Accueillir les enfants plurilingues

Des pratiques éducatives doivent être mises en place en milieu préscolaire afin de mieux communiquer avec ces enfants. 

28 Mai 2019 à 16H42

Série Acfas 2019
Plusieurs scientifiques de l'UQAM organisent des colloques dans le cadre du congrès qui a lieu à l'Université du Québec en Outaouais du 27 au 31 mai.

Pour les enfants issus de l’immigration, la fréquentation d’un centre de la petite enfance (CPE) ou d’une garderie est souvent l’une des premières expériences d’imprégnation culturelle et linguistique.  Photo: Getty Images

Pour les enfants issus de l’immigration, la fréquentation d’un centre de la petite enfance (CPE) ou d’une garderie est souvent l’une des premières expériences d’imprégnation culturelle et linguistique. Les recherches démontrent toutefois que les enfants qui parlent une autre langue que le français ont de la difficulté à faire l’apprentissage de cette nouvelle langue. «Les maternelles quatre ans ciblent en particulier les enfants vulnérables et l’on sait que la non-maîtrise de la langue française est un facteur de vulnérabilité», explique Nancy Allen, chargée de cours au Département de didactique des langues et coresponsable du colloque L’accueil des enfants plurilingues et pluriculturels et de leur famille en éducation à la petite enfance: enjeux et inspirations (30 mai).

Ce colloque sera l’occasion pour les chercheurs comme pour les praticiens de réfléchir à l’accueil des enfants et au respect de leur langue et de leur culture en contexte d’inclusion, rappelle la chargée de cours. Le colloque se penchera en particulier sur les pratiques éducatives qui reconnaissent et valorisent la diversité culturelle et linguistique. «Plusieurs pays d’Europe se sont dotés de politiques d’accueil qui favorisent le plurilinguisme», affirme Nancy Allen. En Europe et au Maroc, les éducatrices à la petite enfance disposent de matériel pédagogique pour mieux intégrer les enfants immigrants ou de cultures autres que celle de la majorité (berbère, par exemple) et pour communiquer plus facilement avec eux.

«Les enfants utilisent des pictogrammes afin de mieux exprimer leurs émotions à leurs éducatrices, précise Nancy Allen. Les éducatrices ont le souci de s’adapter à ces enfants en apprenant quelques mots de leur langue d’origine ou en faisant entendre dans la classe une chanson qui représente leur culture.» Pour communiquer avec ces enfants, les professionnelles doivent avoir du temps et disposer des ressources nécessaires pour mettre en place de meilleurs outils de communication, recommande la chargée de cours. «Les éducatrices peuvent se sentir dépassées par les difficultés.»

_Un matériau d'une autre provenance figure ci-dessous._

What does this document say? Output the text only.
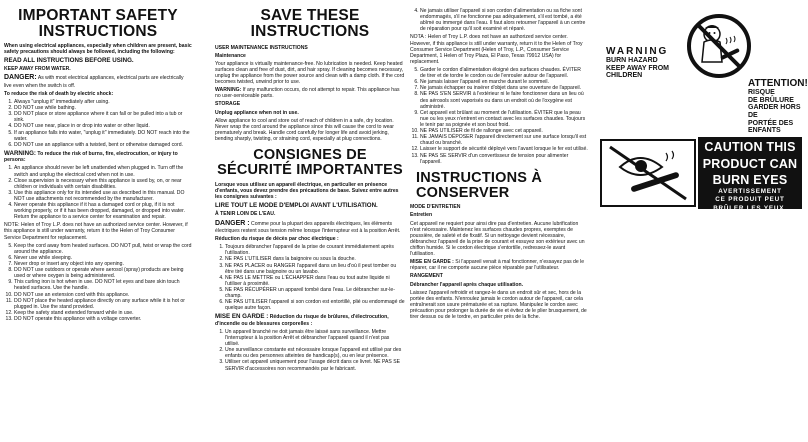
IMPORTANT SAFETY INSTRUCTIONS

When using electrical appliances, especially when children are present, basic safety precautions should always be followed, including the following:

READ ALL INSTRUCTIONS BEFORE USING.

KEEP AWAY FROM WATER.

DANGER: As with most electrical appliances, electrical parts are electrically live even when the switch is off.

To reduce the risk of death by electric shock:

1. Always "unplug it" immediately after using.
2. DO NOT use while bathing.
3. DO NOT place or store appliance where it can fall or be pulled into a tub or sink.
4. DO NOT use near, place in or drop into water or other liquid.
5. If an appliance falls into water, "unplug it" immediately. DO NOT reach into the water.
6. DO NOT use an appliance with a twisted, bent or otherwise damaged cord.

WARNING: To reduce the risk of burns, fire, electrocution, or injury to persons:

1. An appliance should never be left unattended when plugged in. Turn off the switch and unplug the electrical cord when not in use.
2. Close supervision is necessary when this appliance is used by, on, or near children or individuals with certain disabilities.
3. Use this appliance only for its intended use as described in this manual. DO NOT use attachments not recommended by the manufacturer.
4. Never operate this appliance if it has a damaged cord or plug, if it is not working properly, or if it has been dropped, damaged, or dropped into water. Return the appliance to a service center for examination and repair.

NOTE: Helen of Troy L.P. does not have an authorized service center. However, if this appliance is still under warranty, return it to the Helen of Troy Consumer Service Department for replacement.

5. Keep the cord away from heated surfaces. DO NOT pull, twist or wrap the cord around the appliance.
6. Never use while sleeping.
7. Never drop or insert any object into any opening.
8. DO NOT use outdoors or operate where aerosol (spray) products are being used or where oxygen is being administered.
9. This curling iron is hot when in use. DO NOT let eyes and bare skin touch heated surfaces. Use the handle.
10. DO NOT use an extension cord with this appliance.
11. DO NOT place the heated appliance directly on any surface while it is hot or plugged in. Use the stand provided.
12. Keep the safety stand extended forward while in use.
13. DO NOT operate this appliance with a voltage converter.
SAVE THESE INSTRUCTIONS

USER MAINTENANCE INSTRUCTIONS

Maintenance

Your appliance is virtually maintenance-free. No lubrication is needed. Keep heated surfaces clean and free of dust, dirt, and hair spray. If cleaning becomes necessary, unplug the appliance from the power source and clean with a damp cloth. If the cord becomes twisted, unwind prior to use.

WARNING: If any malfunction occurs, do not attempt to repair. This appliance has no user-serviceable parts.

STORAGE

Unplug appliance when not in use.

Allow appliance to cool and store out of reach of children in a safe, dry location. Never wrap the cord around the appliance since this will cause the cord to wear prematurely and break. Handle cord carefully for longer life and avoid jerking, bending sharply, twisting, or straining cord, especially at plug connections.

CONSIGNES DE SÉCURITÉ IMPORTANTES

Lorsque vous utilisez un appareil électrique, en particulier en présence d'enfants, vous devez prendre des précautions de base. Suivez entre autres les consignes suivantes :

LIRE TOUT LE MODE D'EMPLOI AVANT L'UTILISATION.

À TENIR LOIN DE L'EAU.

DANGER : Comme pour la plupart des appareils électriques, les éléments électriques restent sous tension même lorsque l'interrupteur est à la position Arrêt.

Réduction du risque de décès par choc électrique :

1. Toujours débrancher l'appareil de la prise de courant immédiatement après l'utilisation.
2. NE PAS L'UTILISER dans la baignoire ou sous la douche.
3. NE PAS PLACER ou RANGER l'appareil dans un lieu d'où il peut tomber ou être tiré dans une baignoire ou un lavabo.
4. NE PAS LE METTRE ou L'ÉCHAPPER dans l'eau ou tout autre liquide ni l'utiliser à proximité.
5. NE PAS RÉCUPÉRER un appareil tombé dans l'eau. Le débrancher sur-le-champ.
6. NE PAS UTILISER l'appareil si son cordon est entortillé, plié ou endommagé de quelque autre façon.

MISE EN GARDE : Réduction du risque de brûlures, d'électrocution, d'incendie ou de blessures corporelles :

1. Un appareil branché ne doit jamais être laissé sans surveillance. Mettre l'interrupteur à la position Arrêt et débrancher l'appareil quand il n'est pas utilisé.
2. Une surveillance constante est nécessaire lorsque l'appareil est utilisé par des enfants ou des personnes atteintes de handicap(s), ou en leur présence.
3. Utiliser cet appareil uniquement pour l'usage décrit dans ce livret. NE PAS SE SERVIR d'accessoires non recommandés par le fabricant.
4. Ne jamais utiliser l'appareil si son cordon d'alimentation ou sa fiche sont endommagés, s'il ne fonctionne pas adéquatement, s'il est tombé, a été abîmé ou immergé dans l'eau. Il faut alors retourner l'appareil à un centre de réparation pour qu'il soit examiné et réparé.

NOTA : Helen of Troy L.P. does not have an authorized service center. However, if this appliance is still under warranty, return it to the Helen of Troy Consumer Service Department (Helen of Troy, L.P., Consumer Service Department, 1 Helen of Troy Plaza, El Paso, Texas 79912 USA) for replacement.

5. Garder le cordon d'alimentation éloigné des surfaces chaudes. ÉVITER de tirer et de tordre le cordon ou de l'enrouler autour de l'appareil.
6. Ne jamais laisser l'appareil en marche durant le sommeil.
7. Ne jamais échapper ou insérer d'objet dans une ouverture de l'appareil.
8. NE PAS S'EN SERVIR à l'extérieur ni le faire fonctionner dans un lieu où des aérosols sont vaporisés ou dans un endroit où de l'oxygène est administré.
9. Cet appareil est brûlant au moment de l'utilisation. ÉVITER que la peau nue ou les yeux n'entrent en contact avec les surfaces chaudes. Toujours le tenir par sa poignée et son bout froid.
10. NE PAS UTILISER de fil de rallonge avec cet appareil.
11. NE JAMAIS DÉPOSER l'appareil directement sur une surface lorsqu'il est chaud ou branché.
12. Laisser le support de sécurité déployé vers l'avant lorsque le fer est utilisé.
13. NE PAS SE SERVIR d'un convertisseur de tension pour alimenter l'appareil.
INSTRUCTIONS À CONSERVER

MODE D'ENTRETIEN

Entretien

Cet appareil ne requiert pour ainsi dire pas d'entretien. Aucune lubrification n'est nécessaire. Maintenez les surfaces chaudes propres, exemptes de poussière, de saleté et de fixatif. Si un nettoyage devient nécessaire, débranchez l'appareil de la prise de courant et essuyez son extérieur avec un chiffon humide. Si le cordon électrique s'entortille, redressez-le avant l'utilisation.

MISE EN GARDE : Si l'appareil venait à mal fonctionner, n'essayez pas de le réparer, car il ne comporte aucune pièce réparable par l'utilisateur.

RANGEMENT

Débrancher l'appareil après chaque utilisation.

Laissez l'appareil refroidir et rangez-le dans un endroit sûr et sec, hors de la portée des enfants. N'enroulez jamais le cordon autour de l'appareil, car cela entraînerait son usure prématurée et sa rupture. Manipulez le cordon avec précaution pour prolonger la durée de vie et évitez de le plier brusquement, de tirer dessus ou de le tordre, en particulier près de la fiche.

WARNING
BURN HAZARD
KEEP AWAY FROM
CHILDREN
ATTENTION!
RISQUE
DE BRÛLURE
GARDER HORS DE
PORTÉE DES ENFANTS
CAUTION THIS
PRODUCT CAN
BURN EYES
AVERTISSEMENT
CE PRODUIT PEUT
BRÛLER LES YEUX.
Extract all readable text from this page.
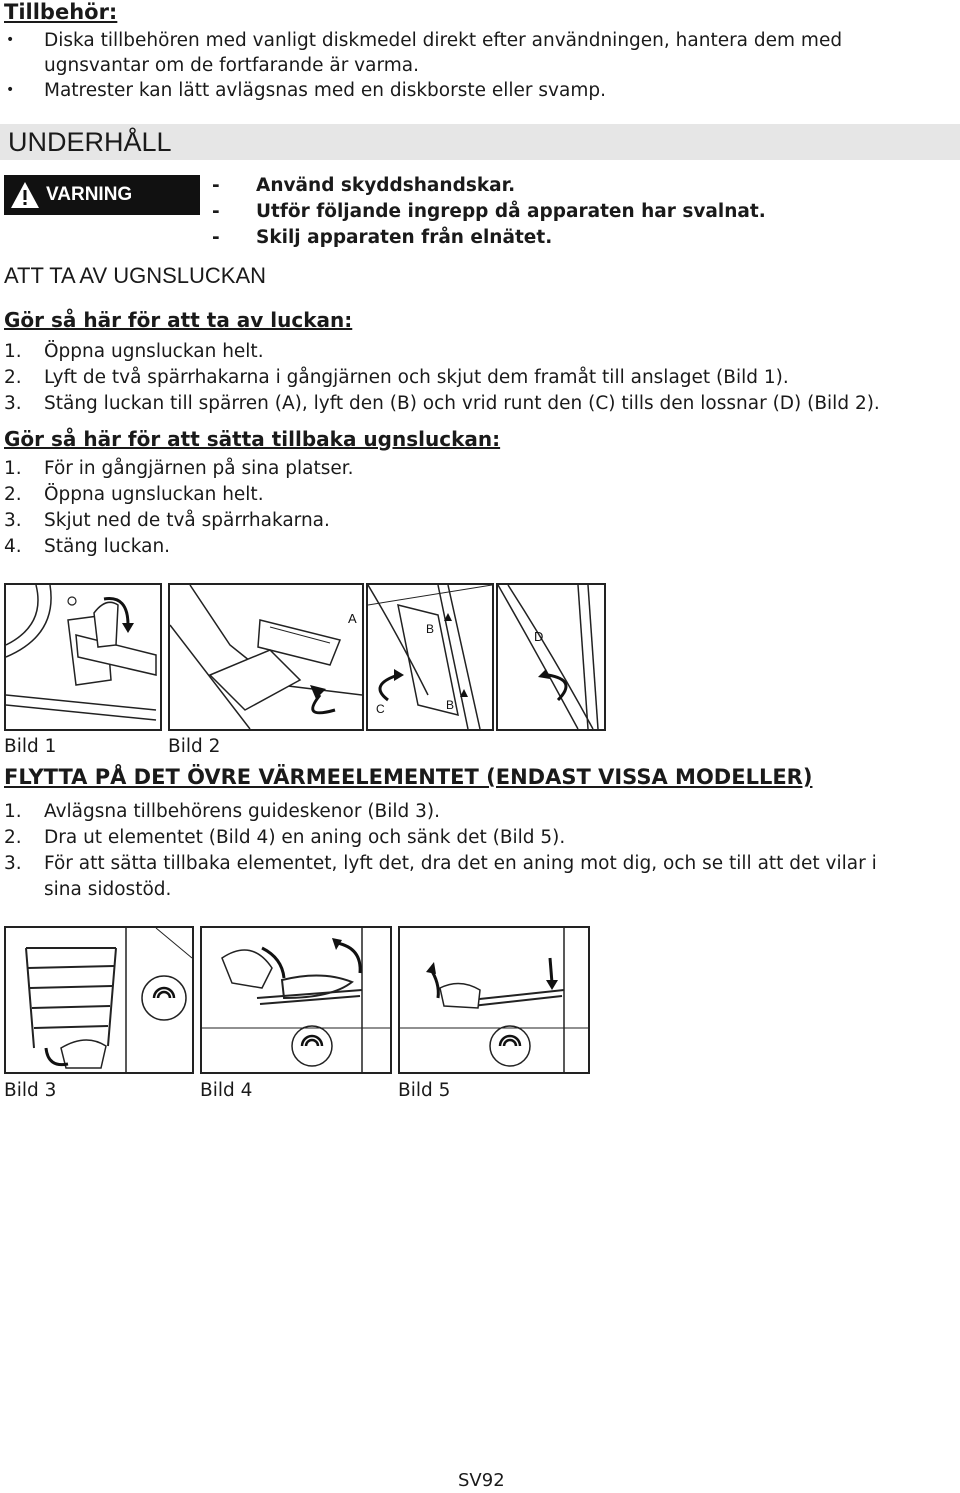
Tillbehör:
• Diska tillbehören med vanligt diskmedel direkt efter användningen, hantera dem med ugnsvantar om de fortfarande är varma.
• Matrester kan lätt avlägsnas med en diskborste eller svamp.
UNDERHÅLL
VARNING
-	Använd skyddshandskar.
- Utför följande ingrepp då apparaten har svalnat.
- Skilj apparaten från elnätet.
ATT TA AV UGNSLUCKAN
Gör så här för att ta av luckan:
1. Öppna ugnsluckan helt.
2. Lyft de två spärrhakarna i gångjärnen och skjut dem framåt till anslaget (Bild 1).
3. Stäng luckan till spärren (A), lyft den (B) och vrid runt den (C) tills den lossnar (D) (Bild 2).
Gör så här för att sätta tillbaka ugnsluckan:
1. För in gångjärnen på sina platser.
2. Öppna ugnsluckan helt.
3. Skjut ned de två spärrhakarna.
4. Stäng luckan.
A
B
B
C
D
Bild 1	Bild 2
FLYTTA PÅ DET ÖVRE VÄRMEELEMENTET (ENDAST VISSA MODELLER)
1. Avlägsna tillbehörens guideskenor (Bild 3).
2. Dra ut elementet (Bild 4) en aning och sänk det (Bild 5).
3. För att sätta tillbaka elementet, lyft det, dra det en aning mot dig, och se till att det vilar i sina sidostöd.
Bild 3	Bild 4	Bild 5
SV92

Lors de la conférence «Des pratiques éducatives adaptées à la langue première des enfants en CPE», Nancy Allen présentera, en collaboration avec ses collègues Caroline Bouchard, de l’Université Laval, et Johanne April, de l’Université du Québec en Outaouais, une étude réalisée dans une quinzaine de CPE. Les chercheuses se sont intéressées aux conditions nécessaires pour répondre aux besoins des enfants plurilingues ou pluriculturels sans pénaliser les autres enfants du groupe. D’autres Uqamiennes participeront au colloque. La professeure du Département de didactique Nathalie Bigras discutera de l’éducation préscolaire au Maroc tandis que sa collègue Geneviève Audet, du Département d'éducation et formation spécialisées, présentera des initiatives inspirantes pour favoriser des relations saines entre les intervenants en milieux de garde et les familles immigrantes.